Bergens Turn
- Full name: Bergens Turnforening
- Founded: 5 March 1882
- Ground: Fana stadion (athletics), Turnhallen (gymnastics) Bergen

= Bergens TF =

Norwegian sports club

Bergens Turnforening, often shortened to Bergens Turn is a Norwegian sports club from Bergen, founded in 1882. It has sections for athletics, orienteering, gymnastics and rhythmic gymnastics. The biggest international success has come in gymnastics, where the club had multiple Olympic champions before the Second World War. In the same period the club saw its heyday in Norwegian athletics; it is now a feeder team of IL Gular.

==General history==
The club was founded on 5 March 1882, among others by Johan Martens. He was a sportive pioneer who chaired the club from 1882 to 1888 and 1892 to 1897, and also the Norges Turn- og Gymnastikkforbund from 1899 to 1911 and the Norwegian National Confederation of Sports from 1910 to 1914.

==Gymnastics==
Olympic medal winners include Sigvard Sivertsen (1908, team and 1912, free system team), Bjarne Johnsen (1912, free system team), Knud Leonard Knudsen (1912, free system team), Tor Lund (1912, free system team), Hans Beyer (1912, free system team), Sigurd Jørgensen (1912, free system team), Nils Opdahl (1912, free system team), Jacob Opdahl (1912, free system team and 1920, free system team), Lauritz Wigand-Larsen (1920, free system team), Jakob Erstad (1920, free system team), and Otto Johannessen (1920, free system team). Tore Lie represented Bergens TF, and was a 1972 Olympian.

==Athletics==
The best known athlete to represent Bergens TF is Johan Christian Evandt, who dominated the standing jumps. Between 1956 and 1966 he won seven Norwegian titles in the standing high jump, and ten in the standing long jump. His personal bests were 1.77 metres in the standing high jump and 3.65 in the standing long jump, both of which were Norwegian records for some time. Jan W. Larsen won the standing long jump national championship in 1953, and took three other medals. He also took three silvers in the standing high jump.

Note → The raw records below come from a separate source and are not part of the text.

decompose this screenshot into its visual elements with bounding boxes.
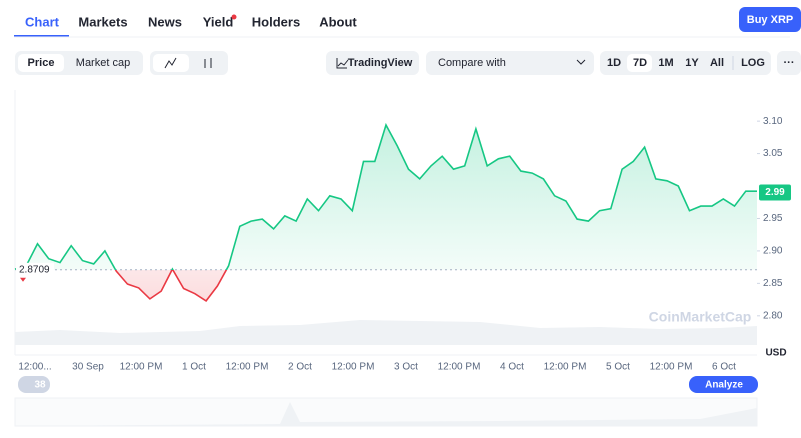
y-tick-label: 2.80 (763, 310, 783, 321)
range-active (627, 54, 652, 72)
last-price-label: 2.99 (765, 187, 785, 198)
tradingview-label: TradingView (348, 57, 413, 69)
tradingview-button[interactable] (326, 51, 419, 75)
range-button[interactable]: 7D (633, 57, 647, 69)
tab[interactable]: About (319, 14, 357, 29)
reference-label: 2.8709 (19, 264, 50, 275)
y-tick-label: 3.10 (763, 116, 783, 127)
last-price-tag (759, 184, 791, 201)
x-tick-label: 12:00... (18, 362, 51, 373)
buy-label: Buy XRP (747, 14, 793, 26)
badge[interactable] (18, 376, 50, 393)
x-tick-label: 12:00 PM (120, 362, 163, 373)
range-button[interactable]: All (710, 57, 724, 69)
log-button[interactable]: LOG (741, 57, 765, 69)
icon (336, 58, 349, 69)
tab[interactable]: News (148, 14, 182, 29)
plot: 2.80 2.85 2.90 2.95 3.05 3.10 12:00... 30 Sep 12… (14, 116, 791, 373)
range-button[interactable]: 1M (658, 57, 673, 69)
tab[interactable]: Markets (78, 14, 127, 29)
icon (576, 59, 586, 65)
icon (204, 58, 212, 68)
compare-select[interactable] (426, 51, 594, 75)
range-button[interactable]: 1Y (685, 57, 699, 69)
tab[interactable]: Yield (203, 14, 234, 29)
range-button[interactable]: 1D (607, 57, 621, 69)
y-tick-label: 2.90 (763, 246, 783, 257)
tab[interactable]: Holders (252, 14, 300, 29)
y-unit: USD (765, 348, 786, 359)
x-tick-label: 12:00 PM (650, 362, 693, 373)
analyze-button[interactable] (689, 376, 758, 393)
x-tick-label: 1 Oct (182, 362, 206, 373)
x-tick-label: 6 Oct (712, 362, 736, 373)
badge-count: 38 (34, 380, 46, 391)
more-label: ··· (784, 57, 795, 69)
navigator-shade (15, 402, 757, 426)
more-button[interactable] (777, 51, 801, 75)
tab[interactable]: Chart (25, 14, 60, 29)
watermark: CoinMarketCap (649, 309, 752, 325)
reference-marker (20, 277, 26, 282)
y-tick-label: 2.95 (763, 213, 783, 224)
marketcap-button[interactable]: Market cap (76, 57, 130, 69)
price-button[interactable]: Price (28, 57, 55, 69)
x-tick-label: 12:00 PM (544, 362, 587, 373)
y-tick-label: 2.85 (763, 278, 783, 289)
reference-tag (16, 262, 54, 277)
x-tick-label: 12:00 PM (226, 362, 269, 373)
y-tick-label: 3.05 (763, 148, 783, 159)
dot (231, 14, 237, 20)
x-tick-label: 30 Sep (72, 362, 104, 373)
area (15, 125, 757, 301)
volume-shade (15, 320, 757, 345)
toggle-active[interactable] (18, 54, 64, 72)
x-tick-label: 12:00 PM (332, 362, 375, 373)
compare-label: Compare with (438, 57, 506, 69)
x-tick-label: 2 Oct (288, 362, 312, 373)
x-tick-label: 12:00 PM (438, 362, 481, 373)
tab-underline (14, 35, 69, 37)
x-tick-label: 4 Oct (500, 362, 524, 373)
buy-button[interactable] (739, 7, 801, 32)
x-tick-label: 5 Oct (606, 362, 630, 373)
x-tick-label: 3 Oct (394, 362, 418, 373)
analyze-label: Analyze (705, 380, 743, 391)
price-line (14, 122, 757, 302)
icon (164, 57, 177, 69)
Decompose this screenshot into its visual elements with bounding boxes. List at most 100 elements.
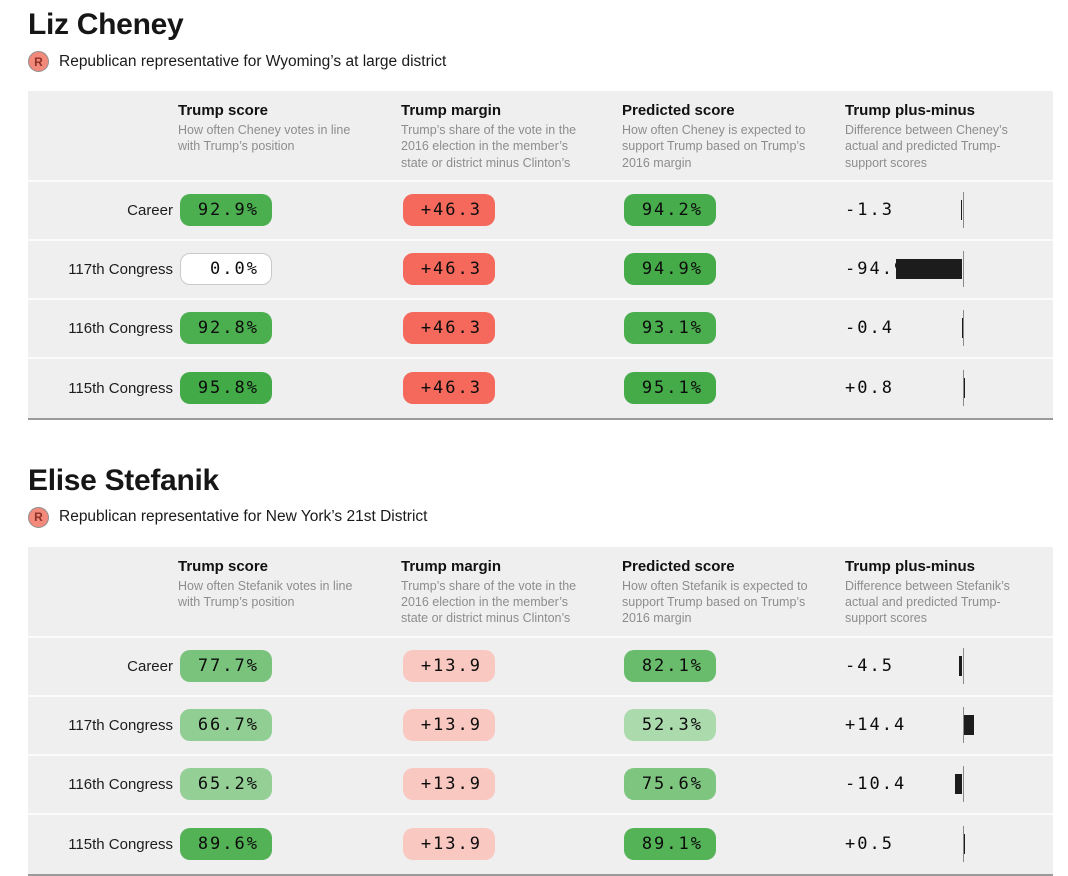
plus-minus-cell: -0.4 bbox=[845, 300, 1053, 357]
predicted-score-pill: 75.6% bbox=[624, 768, 716, 800]
table-header-row: Trump score How often Cheney votes in li… bbox=[28, 91, 1053, 182]
plus-minus-value: -1.3 bbox=[845, 200, 894, 220]
plus-minus-cell: -94.9 bbox=[845, 241, 1053, 298]
trump-margin-pill: +46.3 bbox=[403, 312, 495, 344]
plus-minus-bar bbox=[955, 774, 962, 794]
plus-minus-cell: +0.5 bbox=[845, 815, 1053, 874]
plus-minus-value: +0.5 bbox=[845, 834, 894, 854]
column-title: Trump margin bbox=[401, 102, 622, 119]
trump-score-cell: 92.9% bbox=[178, 194, 401, 226]
column-description: How often Stefanik is expected to suppor… bbox=[622, 578, 815, 627]
table-row: 117th Congress 0.0% +46.3 94.9% -94.9 bbox=[28, 241, 1053, 300]
row-label: 115th Congress bbox=[28, 836, 178, 853]
person-section: Liz Cheney R Republican representative f… bbox=[28, 8, 1068, 420]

The club saw its heyday before the Second World War. In the high jump, J. Bergmann-Olsen became Norwegian champion in 1927 and won the silver in 1928. In the hurdles, Haakon Semeleng won a bronze medal (110 m) in 1923 and Ragnar Rødseter in 1937 (400 m). Jacob de Rytter Kielland won bronze medals in the shot put and javelin throw in 1901; Bjarne Meyer took a javelin bronze in 1928.

Peter Jersin won the 500 metres and 1500 metres in 1901, Johan Eliassen took a 400 metres silver in 1903. The latter took a long jump bronze in 1903 as well. Bronze medals were claimed by Birger Hagemann in 1901 (100 metres), Helge Svaar in 1958 and 1959 (200 metres), and Kasper Slåttrem in 1937 (5000 metres). The latter also won a decathlon silver medal in 1933, and a pentathlon bronze in 1934.

The club has had considerably less success among women. Synnøva Reiakvam, later married Borgen, became Norwegian high jump champion in 1955 and 1957, and also won medals in 1956 and 1958. She also won the standing high jump in 1957 and 1958, and bronze and silver in 1955 and 1956. Hallfrid Østerbø won the now-defunct event called swing-ball throw in 1953 and 1954.

The athletics section is now a feeder team of IL Gular.

==Orienteering==
Åge Hadler has represented Bergens TF.